The New Zealand dollar likewise slipped to its lowest since October at US$0.6284 and looked set to test support around US$0.6240.
"We continue to believe AUD/USD can test US$0.6500 in the near term because of concerns the coronavirus will slow the global economy," said Joseph Capurso, a senior currency strategist at CBA. "Pricing for RBA rate cuts is also bearing down on AUD."
Investors have aggressively ramped up bets on policy easing in recent days, both in Australia and across the globe.
Most still doubt the Reserve Bank of Australia (RBA) would ease at its policy meeting next week given it had only recently argued for a period of stability and it was far too soon to gauge the full impact of the virus domestically.
Yet the implied probability of a cut to 0.5 per cent in April has steadily grown to 40 per cent, while a move in May is put at 68 per cent. June is almost fully priced in and the chance of a further cut to 0.25 per cent is priced as a 50-50 bet.
Australian government bond futures have been rallying for more than a week lifting the three-year bond contract to 99.425, not far from the record top of 99.460.
The 10-year contract added another 4 ticks on Thursday to reach 99.1250, implying a yield of 0.8750 per cent.
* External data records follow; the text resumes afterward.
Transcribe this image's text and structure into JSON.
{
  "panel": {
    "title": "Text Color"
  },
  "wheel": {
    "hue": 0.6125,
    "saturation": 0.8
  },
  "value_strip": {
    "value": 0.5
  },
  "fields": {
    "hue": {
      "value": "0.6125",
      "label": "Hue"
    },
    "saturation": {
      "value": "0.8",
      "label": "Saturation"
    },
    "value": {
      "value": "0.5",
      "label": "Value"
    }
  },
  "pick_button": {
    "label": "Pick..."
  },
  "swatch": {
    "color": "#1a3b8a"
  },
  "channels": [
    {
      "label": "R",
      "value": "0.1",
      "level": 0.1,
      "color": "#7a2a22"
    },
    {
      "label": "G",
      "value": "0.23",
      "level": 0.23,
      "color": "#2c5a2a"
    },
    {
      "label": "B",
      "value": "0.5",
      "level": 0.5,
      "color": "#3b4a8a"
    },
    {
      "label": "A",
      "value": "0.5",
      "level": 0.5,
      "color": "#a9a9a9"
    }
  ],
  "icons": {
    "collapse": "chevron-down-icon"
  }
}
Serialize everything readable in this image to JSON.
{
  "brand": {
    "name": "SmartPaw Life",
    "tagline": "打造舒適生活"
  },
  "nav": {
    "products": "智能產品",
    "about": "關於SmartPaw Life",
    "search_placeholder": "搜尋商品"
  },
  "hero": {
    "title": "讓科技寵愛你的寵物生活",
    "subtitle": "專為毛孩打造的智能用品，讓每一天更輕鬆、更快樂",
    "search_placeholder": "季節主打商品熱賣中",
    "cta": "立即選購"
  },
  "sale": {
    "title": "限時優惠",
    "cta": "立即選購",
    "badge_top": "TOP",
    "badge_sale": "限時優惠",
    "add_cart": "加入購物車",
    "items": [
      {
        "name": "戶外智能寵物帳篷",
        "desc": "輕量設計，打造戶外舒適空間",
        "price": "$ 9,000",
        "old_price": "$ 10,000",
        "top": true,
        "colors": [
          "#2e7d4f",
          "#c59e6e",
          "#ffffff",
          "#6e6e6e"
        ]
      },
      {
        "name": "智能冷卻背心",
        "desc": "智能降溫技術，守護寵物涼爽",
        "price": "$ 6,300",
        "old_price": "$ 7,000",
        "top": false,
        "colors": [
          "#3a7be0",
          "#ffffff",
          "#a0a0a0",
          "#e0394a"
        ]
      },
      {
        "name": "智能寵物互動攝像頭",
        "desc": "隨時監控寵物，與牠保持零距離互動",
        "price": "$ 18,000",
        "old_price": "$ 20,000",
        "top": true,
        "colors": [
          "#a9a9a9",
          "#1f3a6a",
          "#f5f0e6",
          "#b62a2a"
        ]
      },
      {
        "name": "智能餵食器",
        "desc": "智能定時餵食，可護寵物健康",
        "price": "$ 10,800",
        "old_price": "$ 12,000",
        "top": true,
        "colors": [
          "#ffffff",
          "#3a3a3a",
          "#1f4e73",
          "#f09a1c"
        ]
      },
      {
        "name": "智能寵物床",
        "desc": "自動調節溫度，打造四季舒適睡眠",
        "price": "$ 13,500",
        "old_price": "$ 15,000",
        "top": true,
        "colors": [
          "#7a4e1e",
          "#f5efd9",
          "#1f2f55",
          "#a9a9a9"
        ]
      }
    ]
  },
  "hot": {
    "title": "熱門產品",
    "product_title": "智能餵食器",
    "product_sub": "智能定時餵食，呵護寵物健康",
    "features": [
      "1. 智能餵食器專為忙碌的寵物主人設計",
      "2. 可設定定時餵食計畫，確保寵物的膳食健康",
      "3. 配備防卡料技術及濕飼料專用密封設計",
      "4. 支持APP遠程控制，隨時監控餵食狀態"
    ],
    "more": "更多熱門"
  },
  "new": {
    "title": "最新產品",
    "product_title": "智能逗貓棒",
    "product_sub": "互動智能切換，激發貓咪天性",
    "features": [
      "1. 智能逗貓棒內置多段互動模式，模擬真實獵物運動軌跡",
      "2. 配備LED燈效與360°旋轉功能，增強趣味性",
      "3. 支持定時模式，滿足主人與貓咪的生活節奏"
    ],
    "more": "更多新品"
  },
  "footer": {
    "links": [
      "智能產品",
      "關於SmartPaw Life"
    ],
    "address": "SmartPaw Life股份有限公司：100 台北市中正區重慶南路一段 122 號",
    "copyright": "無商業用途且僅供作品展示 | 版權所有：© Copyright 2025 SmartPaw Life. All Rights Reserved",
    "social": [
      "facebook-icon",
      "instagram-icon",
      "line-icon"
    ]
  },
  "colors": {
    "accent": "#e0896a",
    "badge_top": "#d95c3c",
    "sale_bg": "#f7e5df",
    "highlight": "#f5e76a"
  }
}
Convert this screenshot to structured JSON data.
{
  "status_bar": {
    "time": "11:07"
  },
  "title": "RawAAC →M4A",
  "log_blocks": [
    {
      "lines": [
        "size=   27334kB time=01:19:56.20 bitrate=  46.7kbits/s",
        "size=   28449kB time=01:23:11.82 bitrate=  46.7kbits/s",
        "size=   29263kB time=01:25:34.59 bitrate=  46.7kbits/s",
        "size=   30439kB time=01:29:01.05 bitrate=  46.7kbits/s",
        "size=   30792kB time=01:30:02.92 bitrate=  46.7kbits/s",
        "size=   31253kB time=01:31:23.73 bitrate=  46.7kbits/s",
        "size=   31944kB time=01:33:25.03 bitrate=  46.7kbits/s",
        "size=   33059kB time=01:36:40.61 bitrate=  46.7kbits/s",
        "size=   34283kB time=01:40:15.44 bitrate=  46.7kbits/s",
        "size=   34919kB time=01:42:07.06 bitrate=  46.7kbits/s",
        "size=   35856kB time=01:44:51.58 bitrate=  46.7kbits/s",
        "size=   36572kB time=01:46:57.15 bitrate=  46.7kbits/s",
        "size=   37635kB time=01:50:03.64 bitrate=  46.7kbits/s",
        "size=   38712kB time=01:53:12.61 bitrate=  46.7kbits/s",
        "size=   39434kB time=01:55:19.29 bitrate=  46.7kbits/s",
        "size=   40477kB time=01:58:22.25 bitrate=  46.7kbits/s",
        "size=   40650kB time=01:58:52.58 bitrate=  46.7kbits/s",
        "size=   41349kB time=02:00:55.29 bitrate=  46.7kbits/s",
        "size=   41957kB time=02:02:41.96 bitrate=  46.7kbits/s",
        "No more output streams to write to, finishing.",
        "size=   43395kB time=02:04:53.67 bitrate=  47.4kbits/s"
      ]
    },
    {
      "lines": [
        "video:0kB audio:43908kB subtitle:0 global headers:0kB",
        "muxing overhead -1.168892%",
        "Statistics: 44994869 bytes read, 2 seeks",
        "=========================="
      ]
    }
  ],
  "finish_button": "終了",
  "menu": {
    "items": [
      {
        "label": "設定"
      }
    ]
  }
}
Domestic data again underlined how vulnerable the economy was even before the virus hit. Business investment fell 2.8 per cent in the December quarter, when analysts had looked for a rise of around 0.4 per cent.
The news from New Zealand was also sobering with business confidence dropping in January.
The country's finance minister said the government might need to step in with immediate fiscal stimulus if the virus outbreak became a global pandemic and tipped the global economy into recession.
All of which has led the market to price in a greater risk of a rate cut from the Reserve Bank of New Zealand (RBNZ) even though it removed an easing bias earlier this month, saying the economy was "in a good place".
Markets imply a 60 per cent probability of an easing by May, and are fully priced for a quarter-point cut by August.